Sen. Dianne Feinstein of California was one of just two Democrats to back Sutton. The other was Sen. Ben Nelson of Nebraska.
"I sincerely believe he is bright, well-qualified, knows the law," Feinstein said after the vote. "I don't think this man is going to be a biased judge."
Such praise enabled Sutton to sidestep the political difficulties that have thwarted Estrada's nomination to the U.S. Circuit Court of Appeals for the District of Columbia. Using parliamentary tactics, Senate Democrats have so far stalled a floor vote on Estrada.
The Democrats are also threatening a similar filibuster against the nomination of Texas Supreme Court Justice Priscilla R. Owen to the U.S. 5th Circuit Court of Appeals, which is based in New Orleans.
Democrats have complained that Estrada, Owen and many of Bush's other judicial nominees are part of an effort to pack the courts with conservative ideologues. But they have acknowledged privately that they can only sustain a filibuster a limited number of times.
Bush commended the Senate for approving Sutton, whom he called "a man of great integrity, intellect and experience."
But he scolded Democrats for filibustering other nominees, saying, "The delays in the Senate confirmation process deter good people from seeking to serve on the bench and create a vacancy crisis in the federal courts that harms the American people."
Liberal opponents of Sutton rued that his nomination wasn't blocked. "As far as I'm concerned, he should have been filibustered," said Ralph G. Neas, president of the People for the American Way.

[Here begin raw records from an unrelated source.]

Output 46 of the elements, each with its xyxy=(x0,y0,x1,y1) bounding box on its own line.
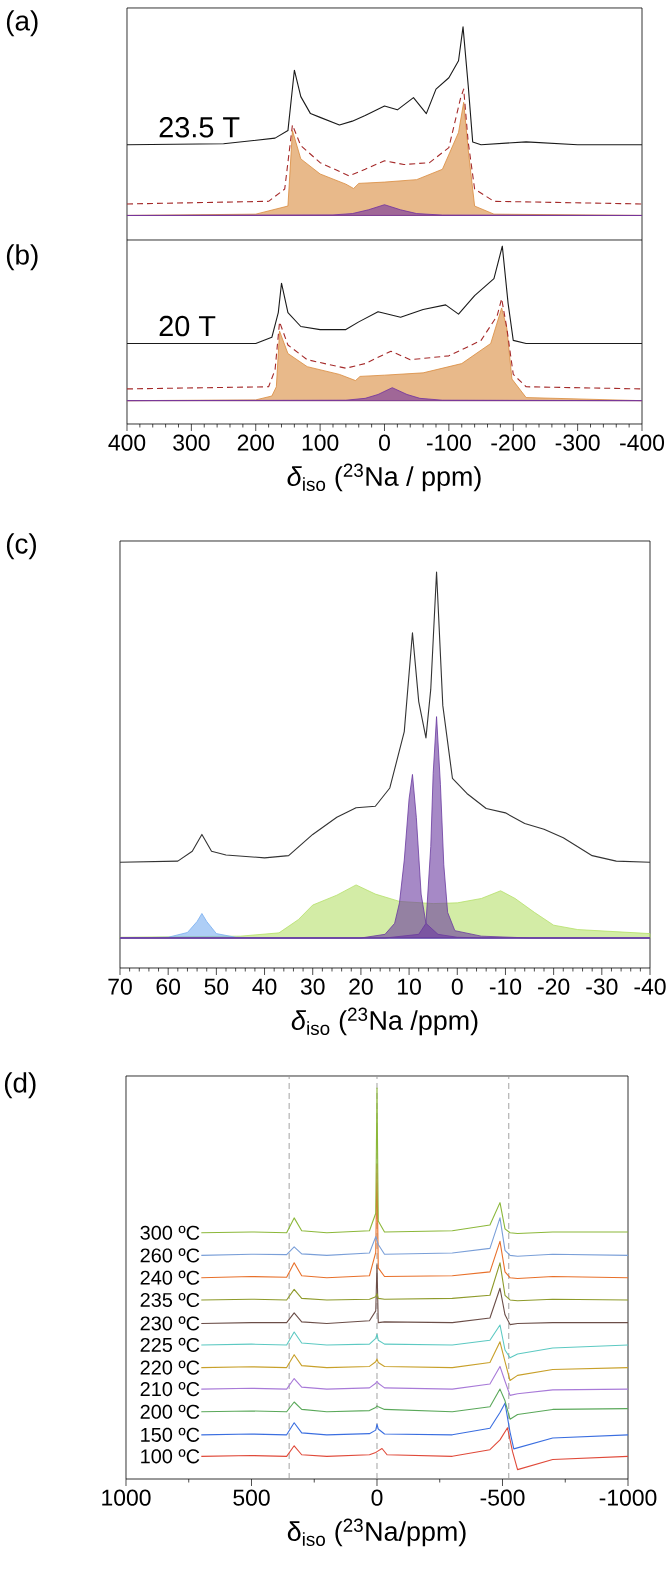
x-tick-label: 500 xyxy=(233,1489,270,1506)
x-tick-label: -300 xyxy=(555,434,600,451)
x-axis-title: δ$_{iso}$ ($^{23}$Na / ppm) xyxy=(287,463,481,492)
chart-title: (b) xyxy=(6,244,38,271)
x-tick-label: -20 xyxy=(538,978,570,995)
x-tick-label: 40 xyxy=(252,978,277,995)
x-tick-label: 0 xyxy=(379,434,390,451)
annotation: 20 T xyxy=(159,315,216,337)
chart-title: (a) xyxy=(6,10,38,37)
series-label: 150 ºC xyxy=(141,1427,200,1442)
series-label: 225 ºC xyxy=(140,1337,200,1352)
series-label: 100 ºC xyxy=(141,1449,200,1464)
series-label: 240 ºC xyxy=(140,1270,200,1285)
x-tick-label: 0 xyxy=(451,978,463,995)
x-tick-label: -10 xyxy=(489,978,522,995)
x-tick-label: 60 xyxy=(156,978,181,995)
series-label: 300 ºC xyxy=(140,1225,200,1240)
series-label: 200 ºC xyxy=(140,1404,200,1419)
x-tick-label: -40 xyxy=(634,978,666,995)
x-tick-label: -1000 xyxy=(599,1489,657,1506)
x-tick-label: 10 xyxy=(398,978,421,995)
x-axis-title: δ$_{iso}$ ($^{23}$Na /ppm) xyxy=(291,1007,478,1036)
chart-title: (c) xyxy=(6,533,36,560)
series-label: 220 ºC xyxy=(140,1360,200,1375)
chart-title: (d) xyxy=(4,1072,36,1099)
series-label: 230 ºC xyxy=(140,1316,200,1331)
x-tick-label: 50 xyxy=(204,978,229,995)
x-tick-label: 70 xyxy=(108,978,132,995)
x-tick-label: 300 xyxy=(173,434,210,451)
x-tick-label: -30 xyxy=(586,978,618,995)
x-tick-label: -100 xyxy=(426,434,471,451)
series-label: 210 ºC xyxy=(140,1382,200,1397)
x-tick-label: 100 xyxy=(302,434,339,451)
x-tick-label: 0 xyxy=(371,1489,383,1506)
x-tick-label: -200 xyxy=(491,434,536,451)
annotation: 23.5 T xyxy=(159,117,240,138)
x-tick-label: 400 xyxy=(108,434,146,451)
x-tick-label: 20 xyxy=(349,978,373,995)
series-label: 235 ºC xyxy=(140,1292,200,1308)
x-tick-label: -500 xyxy=(480,1489,525,1506)
x-tick-label: -400 xyxy=(620,434,665,451)
x-tick-label: 1000 xyxy=(102,1489,151,1506)
series-label: 260 ºC xyxy=(140,1248,200,1263)
x-tick-label: 30 xyxy=(300,978,325,995)
x-axis-title: δ$_{iso}$ ($^{23}$Na/ppm) xyxy=(287,1518,466,1547)
x-tick-label: 200 xyxy=(237,434,274,451)
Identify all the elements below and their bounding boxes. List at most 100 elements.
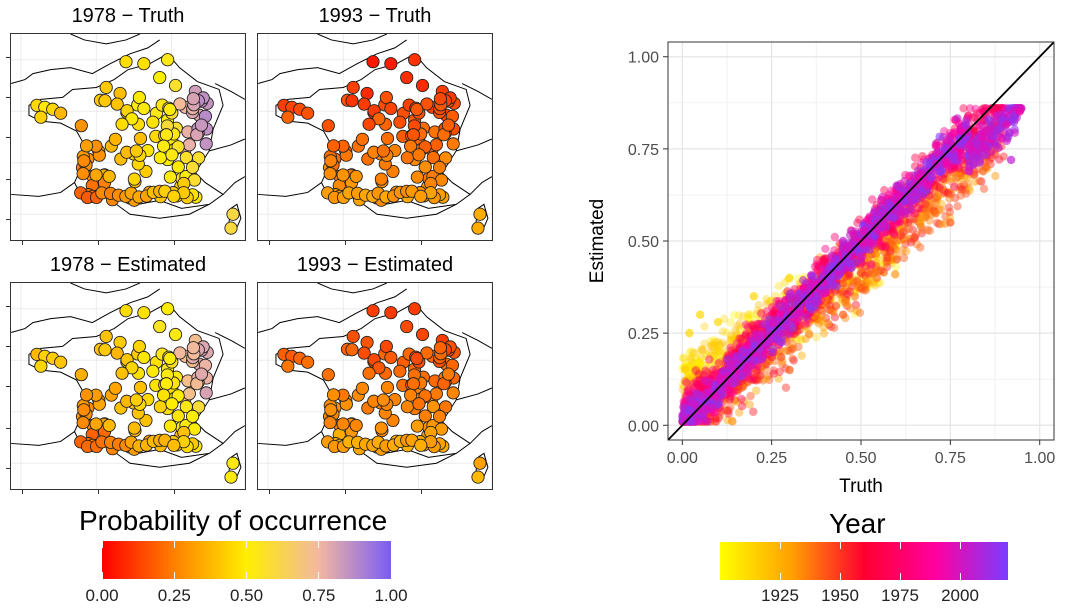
site-point [194,367,209,381]
scatter-point [869,208,879,217]
site-point [102,169,116,183]
site-point [132,90,146,105]
scatter-point [957,168,966,178]
scatter-point [785,273,794,283]
scatter-point [681,376,691,386]
scatter-point [690,375,700,384]
scatter-point [801,334,810,344]
scatter-point [726,318,735,327]
scatter-point [953,202,962,211]
site-point [161,53,175,67]
scatter-point [713,362,722,371]
site-point [77,154,91,168]
scatter-point [693,372,703,382]
scatter-point [746,309,755,319]
scatter-point [999,152,1008,161]
scatter-point [945,194,954,203]
site-point [186,341,200,355]
scatter-point [882,251,891,260]
y-axis-title: Estimated [587,199,608,283]
scatter-point [736,336,746,345]
scatter-point [891,240,901,249]
scatter-point [765,357,775,366]
scatter-point [711,337,720,347]
scatter-point [852,276,862,286]
scatter-point [716,389,726,398]
scatter-point [744,310,753,320]
scatter-point [883,237,892,246]
scatter-point [1009,112,1018,121]
year-legend-tick-label: 2000 [941,586,979,605]
scatter-point [849,278,859,287]
scatter-point [873,262,882,271]
scatter-point [943,188,953,197]
scatter-point [713,344,722,354]
scatter-point [750,373,759,382]
site-point [410,170,424,184]
scatter-point [864,271,873,281]
site-point [410,351,424,366]
scatter-point [904,171,914,181]
scatter-point [764,356,774,365]
scatter-point [700,376,710,386]
scatter-point [869,267,878,276]
scatter-point [887,236,896,245]
scatter-point [921,200,930,209]
scatter-point [896,191,905,201]
scatter-point [861,279,870,289]
scatter-point [842,284,852,293]
scatter-point [836,290,845,299]
scatter-point [867,238,877,248]
scatter-point [865,282,874,291]
scatter-point [687,347,696,356]
scatter-point [750,375,759,384]
scatter-point [867,259,876,269]
scatter-point [817,310,827,319]
scatter-point [785,365,794,375]
scatter-point [840,276,849,286]
scatter-point [903,218,913,228]
site-point [400,151,414,165]
site-point [281,110,295,124]
scatter-point [961,121,970,130]
site-point [357,97,371,111]
scatter-point [955,185,965,194]
scatter-point [805,330,814,339]
scatter-point [845,277,854,286]
scatter-point [957,173,966,183]
scatter-point [871,249,880,259]
scatter-point [865,252,874,262]
scatter-point [895,235,905,245]
scatter-point [804,302,814,312]
scatter-point [891,241,900,250]
scatter-point [844,278,853,287]
scatter-point [869,279,878,288]
scatter-point [864,279,874,288]
scatter-point [820,254,830,263]
scatter-point [741,320,751,329]
scatter-point [901,239,910,249]
scatter-point [933,192,942,202]
scatter-point [737,382,746,392]
scatter-point [769,318,778,327]
scatter-point [821,313,831,323]
scatter-point [873,251,882,261]
site-point [355,132,370,146]
scatter-point [749,374,759,384]
scatter-point [778,357,787,366]
site-point [433,92,447,106]
scatter-point [872,273,881,283]
scatter-point [817,315,827,324]
scatter-point [851,287,860,296]
scatter-point [853,278,863,288]
scatter-point [756,371,765,380]
site-point [79,388,94,402]
scatter-point [865,261,874,271]
scatter-point [881,246,890,256]
scatter-point [702,368,712,377]
scatter-point [896,230,905,240]
site-point [415,327,430,342]
scatter-point [938,174,948,184]
scatter-point [708,365,718,375]
site-point [418,160,432,174]
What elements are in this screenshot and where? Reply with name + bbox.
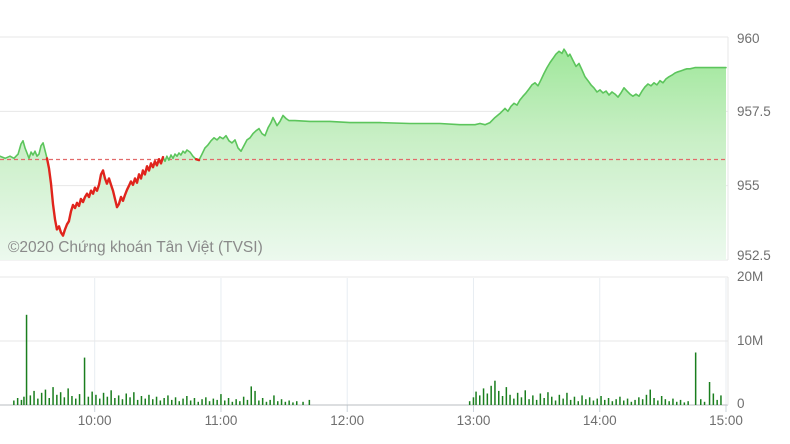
time-axis-label: 14:00 <box>582 413 617 428</box>
time-axis-label: 12:00 <box>330 413 365 428</box>
price-axis-label: 960 <box>737 31 760 46</box>
volume-axis-label: 10M <box>737 333 764 348</box>
volume-chart-canvas[interactable] <box>0 265 790 444</box>
volume-axis-label: 0 <box>737 396 745 411</box>
time-axis-label: 11:00 <box>204 413 238 428</box>
price-chart-canvas[interactable] <box>0 0 790 265</box>
time-axis-label: 13:00 <box>456 413 491 428</box>
volume-axis-label: 20M <box>737 269 764 284</box>
price-axis-label: 955 <box>737 178 760 193</box>
price-axis-label: 952.5 <box>737 248 771 263</box>
watermark: ©2020 Chứng khoán Tân Việt (TVSI) <box>8 239 263 256</box>
time-axis-label: 15:00 <box>709 413 743 428</box>
time-axis-label: 10:00 <box>77 413 112 428</box>
price-axis-label: 957.5 <box>737 104 771 119</box>
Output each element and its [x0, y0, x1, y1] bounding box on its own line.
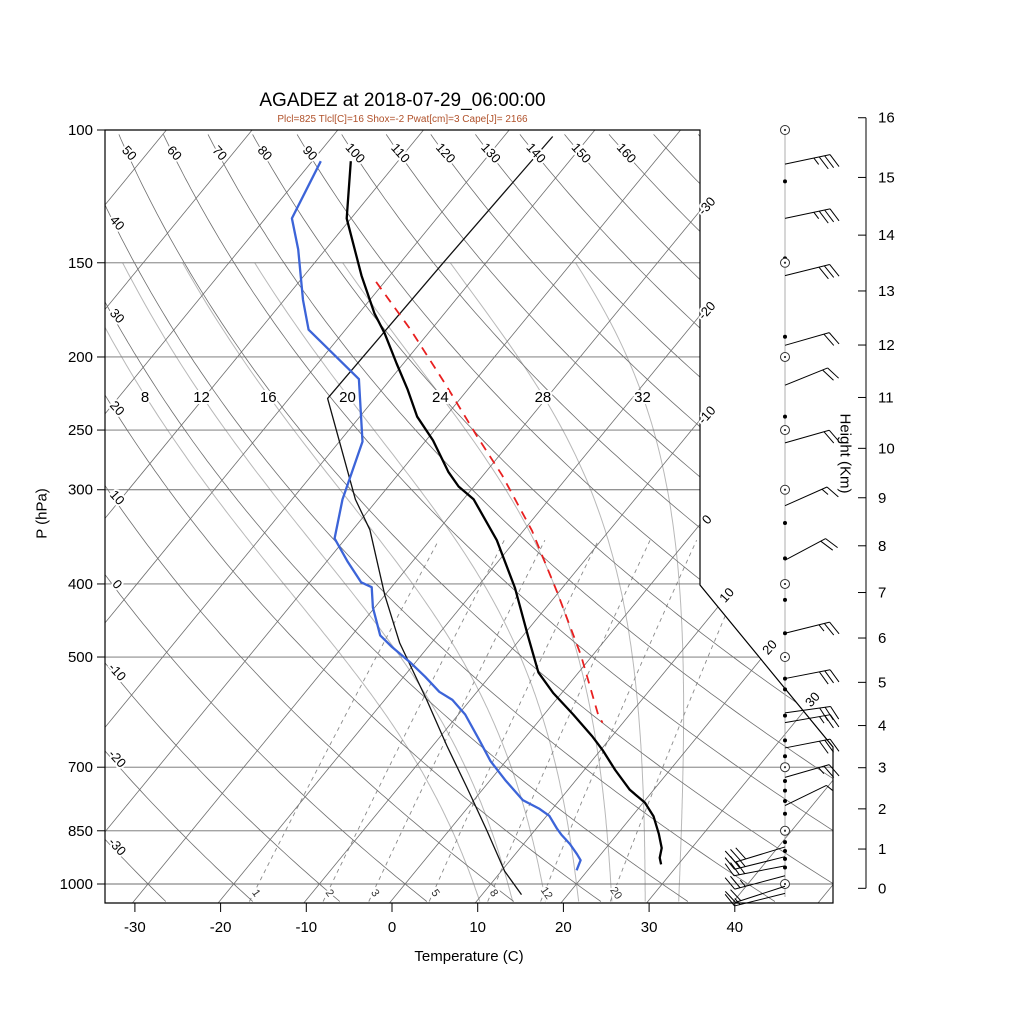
- svg-text:700: 700: [68, 759, 93, 776]
- svg-text:11: 11: [878, 389, 894, 406]
- svg-text:30: 30: [107, 305, 128, 326]
- svg-text:16: 16: [878, 110, 895, 127]
- svg-text:0: 0: [388, 919, 396, 936]
- svg-text:120: 120: [433, 140, 459, 166]
- svg-text:12: 12: [538, 885, 555, 902]
- moist-adiabats: [105, 262, 685, 902]
- svg-text:300: 300: [68, 482, 93, 499]
- svg-text:250: 250: [68, 422, 93, 439]
- parcel-path: [375, 281, 604, 724]
- svg-text:8: 8: [141, 389, 149, 406]
- svg-text:40: 40: [726, 919, 743, 936]
- line-labels: 50 60 70 80 90 100 110 120 130 140 150 160403020100…: [103, 138, 824, 904]
- svg-text:80: 80: [255, 143, 276, 164]
- pressure-gridlines: [105, 129, 833, 885]
- plot-border: [104, 129, 834, 904]
- svg-text:16: 16: [260, 389, 277, 406]
- dewpoint-profile: [290, 160, 582, 871]
- svg-text:-10: -10: [695, 403, 719, 427]
- svg-text:400: 400: [68, 576, 93, 593]
- chart-title: AGADEZ at 2018-07-29_06:00:00: [259, 90, 546, 111]
- svg-text:12: 12: [878, 337, 895, 354]
- svg-text:-30: -30: [124, 919, 146, 936]
- svg-text:-30: -30: [695, 194, 719, 218]
- svg-text:6: 6: [878, 630, 886, 647]
- svg-text:20: 20: [607, 885, 624, 902]
- svg-text:20: 20: [339, 389, 356, 406]
- svg-text:1000: 1000: [60, 876, 93, 893]
- wind-barb-column: [724, 125, 840, 907]
- svg-text:0: 0: [699, 512, 715, 527]
- svg-text:8: 8: [878, 538, 886, 555]
- svg-text:20: 20: [107, 398, 128, 419]
- svg-text:20: 20: [759, 637, 780, 658]
- svg-text:5: 5: [428, 887, 441, 899]
- svg-text:10: 10: [878, 440, 895, 457]
- svg-text:12: 12: [193, 389, 210, 406]
- aux-moist-line: [326, 136, 554, 895]
- svg-text:90: 90: [300, 143, 321, 164]
- svg-text:30: 30: [802, 689, 823, 710]
- svg-text:5: 5: [878, 674, 886, 691]
- mixing-ratio-lines: [248, 539, 759, 902]
- svg-text:32: 32: [634, 389, 651, 406]
- svg-text:110: 110: [388, 140, 413, 165]
- svg-text:3: 3: [878, 760, 886, 777]
- svg-text:50: 50: [119, 143, 140, 164]
- svg-text:10: 10: [469, 919, 486, 936]
- svg-text:850: 850: [68, 823, 93, 840]
- svg-text:3: 3: [368, 887, 381, 899]
- svg-text:10: 10: [716, 585, 737, 606]
- svg-text:24: 24: [432, 389, 449, 406]
- temperature-profile: [345, 161, 663, 865]
- svg-text:0: 0: [878, 880, 886, 897]
- svg-text:8: 8: [487, 887, 500, 899]
- svg-text:-10: -10: [105, 660, 129, 684]
- svg-text:-20: -20: [210, 919, 232, 936]
- svg-text:60: 60: [164, 143, 185, 164]
- temperature-axis-label: Temperature (C): [414, 948, 524, 965]
- svg-text:4: 4: [878, 718, 886, 735]
- chart-subtitle: Plcl=825 Tlcl[C]=16 Shox=-2 Pwat[cm]=3 C…: [277, 114, 528, 125]
- height-axis-label: Height (Km): [836, 413, 854, 494]
- svg-text:1: 1: [878, 841, 886, 858]
- svg-text:28: 28: [535, 389, 552, 406]
- svg-text:100: 100: [343, 140, 369, 166]
- svg-text:14: 14: [878, 227, 895, 244]
- svg-text:100: 100: [68, 122, 93, 139]
- svg-text:13: 13: [878, 283, 895, 300]
- svg-text:-30: -30: [105, 834, 129, 858]
- svg-text:-10: -10: [295, 919, 317, 936]
- svg-text:200: 200: [68, 349, 93, 366]
- svg-text:150: 150: [68, 255, 93, 272]
- svg-text:2: 2: [323, 887, 336, 899]
- svg-text:15: 15: [878, 169, 895, 186]
- svg-text:30: 30: [641, 919, 658, 936]
- svg-text:500: 500: [68, 649, 93, 666]
- svg-text:9: 9: [878, 490, 886, 507]
- svg-text:1: 1: [249, 887, 262, 899]
- pressure-axis-label: P (hPa): [33, 488, 51, 539]
- svg-text:2: 2: [878, 801, 886, 818]
- svg-text:7: 7: [878, 585, 886, 602]
- svg-text:-20: -20: [695, 298, 719, 322]
- svg-text:20: 20: [555, 919, 572, 936]
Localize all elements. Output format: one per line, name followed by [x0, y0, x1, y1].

Before the vote, more than 100 disability-rights advocates crowded into a room just off the Senate chamber to vent their opposition to Sutton, provoked by his record of arguing to limit the scope of the Americans with Disabilities Act. In one recent Supreme Court case, he argued for -- and won -- protections for states against claims from employees with disabilities.
He also persuaded the high court to side with states against state employees claiming to be victims of age bias.
Linsay Darnall Jr., a student at Gallaudet University in Washington, who is deaf, called Sutton "a threat to our rights."
Sen. Tom Harkin (D-Iowa), who led the opposition to the nomination, declared: "A vote for Jeffrey Sutton is a vote to undo the Americans with Disabilities Act."
Republicans took offense at such attacks. "I feel every bit as deeply about persons with disabilities," said Senate Judiciary Chairman Orrin G. Hatch (R-Utah). "I get a little tired of this holier-than-thou attitude."
Sen. Barbara Boxer (D-Calif.) and independent Sen. James M. Jeffords of Vermont joined 39 Democrats in opposition. No Republicans voted against Sutton. Six Democrats and one Republican missed the vote.
The court Sutton is joining, based in Cincinnati, reviews appeals from federal district courts in Kentucky, Michigan, Ohio and Tennessee.
Sutton is the sixth of 11 initial nominees Bush announced for the appellate bench on May 9, 2001, to win confirmation.